The Allen Institute for AI published a new post-training recipe called BAR — Branch-Adapt-Route — that allows language models to be updated by domain without retraining the full model. The Ai2 post describes the approach, releases the recipe and technical report, and makes available the checkpoints used to validate it.
The problem BAR addresses
After pretraining, language models go through multiple post-training stages to become useful — instruction following, reasoning, tool use, safety constraints. Updating a model after these stages is difficult. The authors describe three options and their costs: retraining from scratch is reliable but expensive and requires the full original training setup; continued training on new data is cheaper but can degrade existing capabilities; and adjusting each stage in sequence to accommodate new skills is complex and fragile.
BAR’s premise is that these problems stem from training a single model on all data at once. The recipe instead trains independent domain experts — each through its own complete pipeline — and composes them into a unified model using a mixture-of-experts architecture.
How BAR works
The recipe has three stages.
In Stage 1, each domain expert is instantiated as a two-expert mixture-of-experts: one frozen “anchor” expert that preserves the base model’s feed-forward network weights, and one trainable expert. Each expert goes through whatever training stages its domain requires. In Ai2’s experiments, math and code experts go through mid-training, supervised fine-tuning, and reinforcement learning with verified rewards; tool use and safety experts use supervised fine-tuning only.

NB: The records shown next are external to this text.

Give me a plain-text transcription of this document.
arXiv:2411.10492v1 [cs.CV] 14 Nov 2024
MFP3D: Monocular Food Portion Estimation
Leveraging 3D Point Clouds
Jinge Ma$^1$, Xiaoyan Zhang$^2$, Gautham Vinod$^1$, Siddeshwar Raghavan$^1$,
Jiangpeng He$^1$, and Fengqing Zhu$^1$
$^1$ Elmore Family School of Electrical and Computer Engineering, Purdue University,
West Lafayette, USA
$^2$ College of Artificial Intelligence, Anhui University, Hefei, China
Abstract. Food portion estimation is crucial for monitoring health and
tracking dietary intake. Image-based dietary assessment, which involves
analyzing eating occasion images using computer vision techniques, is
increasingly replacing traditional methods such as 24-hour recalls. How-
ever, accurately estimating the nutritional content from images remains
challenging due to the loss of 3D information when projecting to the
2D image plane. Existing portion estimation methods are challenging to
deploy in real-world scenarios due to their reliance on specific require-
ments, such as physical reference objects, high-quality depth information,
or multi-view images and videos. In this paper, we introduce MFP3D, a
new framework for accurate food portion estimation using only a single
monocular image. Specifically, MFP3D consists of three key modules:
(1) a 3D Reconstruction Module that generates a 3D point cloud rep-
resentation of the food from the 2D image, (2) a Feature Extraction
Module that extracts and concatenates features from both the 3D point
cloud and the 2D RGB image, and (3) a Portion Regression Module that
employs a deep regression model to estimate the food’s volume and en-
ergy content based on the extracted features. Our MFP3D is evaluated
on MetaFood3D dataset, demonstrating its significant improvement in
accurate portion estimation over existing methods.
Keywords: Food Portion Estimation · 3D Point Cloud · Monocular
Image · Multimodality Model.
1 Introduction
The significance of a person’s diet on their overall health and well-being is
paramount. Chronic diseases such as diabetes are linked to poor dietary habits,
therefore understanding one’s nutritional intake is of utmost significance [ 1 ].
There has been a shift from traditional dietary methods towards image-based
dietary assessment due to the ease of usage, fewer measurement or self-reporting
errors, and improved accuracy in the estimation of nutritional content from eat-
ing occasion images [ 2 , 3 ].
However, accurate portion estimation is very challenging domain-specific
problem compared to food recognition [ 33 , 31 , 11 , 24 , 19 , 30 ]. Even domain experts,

A key technical decision is a progressive unfreezing schedule for shared parameters across stages. During mid-training, all shared layers remain frozen — consistent with pretraining, where knowledge acquisition is captured by feed-forward network updates. During supervised fine-tuning, the embedding layer and language modeling head are unfrozen. The Ai2 post cites a concrete result illustrating why: without this unfreezing, a tool-use expert scored 20.3 on the Berkeley Function Calling Leaderboard; with it, the same expert reached 46.4. During reinforcement learning, all shared parameters including attention layers are unfrozen, because the distributional shifts induced by RL extend beyond what expert feed-forward networks alone can accommodate.
Each expert also trains on a mixture of domain-specific and general supervised fine-tuning data. The post states this is critical: domain-only supervised fine-tuning produces strong in-domain performance but degrades general capabilities such as instruction following.
In Stage 2, all experts are merged into a single mixture-of-experts model. Shared parameters that diverged across expert runs are averaged. The post states this averaging introduces “little to no measurable performance loss on domain-specific evaluations compared to any individual expert.”
In Stage 3, a router is trained with all experts and shared weights frozen. Ai2 found that a stratified five percent sample of supervised fine-tuning data was sufficient for effective routing.
Performance
Ai2’s models operate at the 7B-parameter scale, with experts for math, code, tool use, and safety trained on top of a fully post-trained OLMo 2 base. The post compares BAR against six baselines across 19 benchmarks in seven evaluation categories.
BAR outperforms all baselines that do not require rerunning mid-training from scratch, scoring 49.1 overall against the next-best post-training-only retraining baseline at 47.8. Gains were largest in math, where BAR leads by 7.8 points, and code, where it leads by 4.7 points. The post attributes this to a structural property of modular training: in a monolithic pipeline, late-stage RL on math and code can degrade safety capabilities learned in earlier supervised fine-tuning stages; modular training avoids this because each domain’s pipeline is isolated.
Dense model merging after mid-training fails substantially. The post reports that mid-training causes models to diverge enough that naive weight averaging produces a nearly non-functional model scoring 6.5 overall. BTX, a technique that trains each expert as a fully independent dense model, also underperforms BAR (46.7 vs. 49.1), because training without shared parameters leads to greater divergence that makes routing harder.
Full retraining with mid-training remains the performance ceiling at 50.5, but the post notes this requires access to the original pretraining checkpoint and full reprocessing — impractical for most open-weight models.
Modular upgrades
The post demonstrates two types of independent expert upgrades. Replacing a code expert with one trained on higher-quality data and RL improved code performance by 16.5 points in the combined model, with other domains “essentially unchanged.” Adding RL on top of an existing math expert’s supervised fine-tuning improved math by 13 points, again with minimal impact elsewhere.
The post notes that in either case only the affected expert and the lightweight router require retraining. In a monolithic pipeline, either upgrade would require retraining the full model across all domains.
Earlier work and context
BAR extends Ai2’s earlier FlexOlmo work, which demonstrated that modular mixture-of-experts training works for pretraining. The post says the FlexOlmo recipe — freezing all shared layers — did not transfer to post-training. During reinforcement learning with verified rewards, the post states, “the reward curve was completely flat; the model simply could not learn with all shared parameters frozen.” The progressive unfreezing schedule in BAR was developed in response.
Ai2 released the recipe, technical report, and checkpoints alongside the post.